The "Stubbs Collection", began in 1956 by the late Dutch plant pathologist R.W. Stubbs, refers to a unique historic collection of urediniospore samples of Puccinia striiformis that had been stored in liquid nitrogen for decades. Since 2010 the collection has been maintained by the Global Rust Reference Center (GRRC) in Denmark. Part of the collection is now being in a study of past pathogen diversity. A subset of samples collected between 1958 and 1991 from 35 countries was investigated to assess recovery rate, race identity, and previously undetected virulences. A new method for recovery using an airbrush sprayer and NovecTM 7100 fluid as dispersal agent in inoculating host plants was highly successful, resulting in a 96% recovery from 231 isolates.
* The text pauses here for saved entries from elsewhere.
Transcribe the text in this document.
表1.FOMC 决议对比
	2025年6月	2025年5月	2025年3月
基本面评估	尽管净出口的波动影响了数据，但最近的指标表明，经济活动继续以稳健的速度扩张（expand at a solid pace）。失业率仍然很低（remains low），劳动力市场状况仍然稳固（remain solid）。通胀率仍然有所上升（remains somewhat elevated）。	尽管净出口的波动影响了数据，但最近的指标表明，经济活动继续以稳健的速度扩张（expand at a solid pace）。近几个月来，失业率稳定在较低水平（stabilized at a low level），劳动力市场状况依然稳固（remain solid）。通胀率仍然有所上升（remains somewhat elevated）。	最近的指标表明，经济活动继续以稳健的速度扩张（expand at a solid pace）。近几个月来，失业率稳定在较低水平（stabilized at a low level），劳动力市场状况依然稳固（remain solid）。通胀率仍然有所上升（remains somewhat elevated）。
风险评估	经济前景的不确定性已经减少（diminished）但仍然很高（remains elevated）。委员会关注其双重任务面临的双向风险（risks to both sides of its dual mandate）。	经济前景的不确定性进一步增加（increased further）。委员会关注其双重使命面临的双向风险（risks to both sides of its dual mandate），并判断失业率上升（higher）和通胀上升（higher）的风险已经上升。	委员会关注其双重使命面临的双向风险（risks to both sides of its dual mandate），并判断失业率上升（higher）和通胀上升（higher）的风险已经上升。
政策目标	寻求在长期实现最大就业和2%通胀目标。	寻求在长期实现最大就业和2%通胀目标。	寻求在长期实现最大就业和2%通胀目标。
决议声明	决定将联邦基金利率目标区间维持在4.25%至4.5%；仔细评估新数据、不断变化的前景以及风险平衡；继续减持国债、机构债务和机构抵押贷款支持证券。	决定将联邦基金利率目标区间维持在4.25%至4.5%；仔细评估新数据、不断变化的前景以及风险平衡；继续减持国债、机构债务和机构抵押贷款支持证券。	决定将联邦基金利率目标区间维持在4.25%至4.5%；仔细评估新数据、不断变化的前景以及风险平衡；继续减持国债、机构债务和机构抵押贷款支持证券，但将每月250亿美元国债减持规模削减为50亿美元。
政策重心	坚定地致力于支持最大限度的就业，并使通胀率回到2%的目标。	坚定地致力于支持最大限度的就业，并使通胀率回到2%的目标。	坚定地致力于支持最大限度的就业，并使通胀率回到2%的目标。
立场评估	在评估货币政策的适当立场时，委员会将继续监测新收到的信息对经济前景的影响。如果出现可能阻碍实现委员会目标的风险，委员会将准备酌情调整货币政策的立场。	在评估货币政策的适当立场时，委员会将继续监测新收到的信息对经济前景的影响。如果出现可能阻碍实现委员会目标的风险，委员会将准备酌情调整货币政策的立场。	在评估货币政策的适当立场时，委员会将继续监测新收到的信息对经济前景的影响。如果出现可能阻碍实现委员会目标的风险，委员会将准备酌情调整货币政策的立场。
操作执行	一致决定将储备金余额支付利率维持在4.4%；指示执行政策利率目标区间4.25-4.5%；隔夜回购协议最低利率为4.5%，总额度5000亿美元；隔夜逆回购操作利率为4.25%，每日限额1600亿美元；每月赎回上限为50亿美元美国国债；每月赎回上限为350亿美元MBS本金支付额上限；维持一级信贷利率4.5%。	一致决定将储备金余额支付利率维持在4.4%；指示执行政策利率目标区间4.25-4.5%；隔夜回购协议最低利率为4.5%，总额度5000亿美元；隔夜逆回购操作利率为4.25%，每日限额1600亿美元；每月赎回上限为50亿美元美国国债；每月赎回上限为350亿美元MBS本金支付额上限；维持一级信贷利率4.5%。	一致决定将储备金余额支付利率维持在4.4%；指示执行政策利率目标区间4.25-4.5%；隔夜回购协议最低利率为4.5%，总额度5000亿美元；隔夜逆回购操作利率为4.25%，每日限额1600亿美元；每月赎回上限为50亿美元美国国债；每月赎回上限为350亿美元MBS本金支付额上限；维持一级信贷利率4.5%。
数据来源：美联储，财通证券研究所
Phenotyping on the World and European differential host sets and additional wheat genotypes revealed 181 apparently uniform isolates, of which race identities were confirmed for 102. Race identities were updated for additional isolates based on improved resolution due to updated and more informative differential lines. Additional virulences corresponding to Yr17, Yr25, and Yr27 were added, as these were not assayed earlier. The past population structure was investigated by genotyping 212 isolates using 19 multilocus microsatellites. Seven distinct populations were detected, including clonal populations and recombinant populations. These results were compared with recent studies and demonstrated an overall consistent population subdivision at the global scale with clear migration events between populations. The outcome of the study facilitates conclusions about long-term temporal dynamics and overall migration patterns within and among world-wide populations of Pst.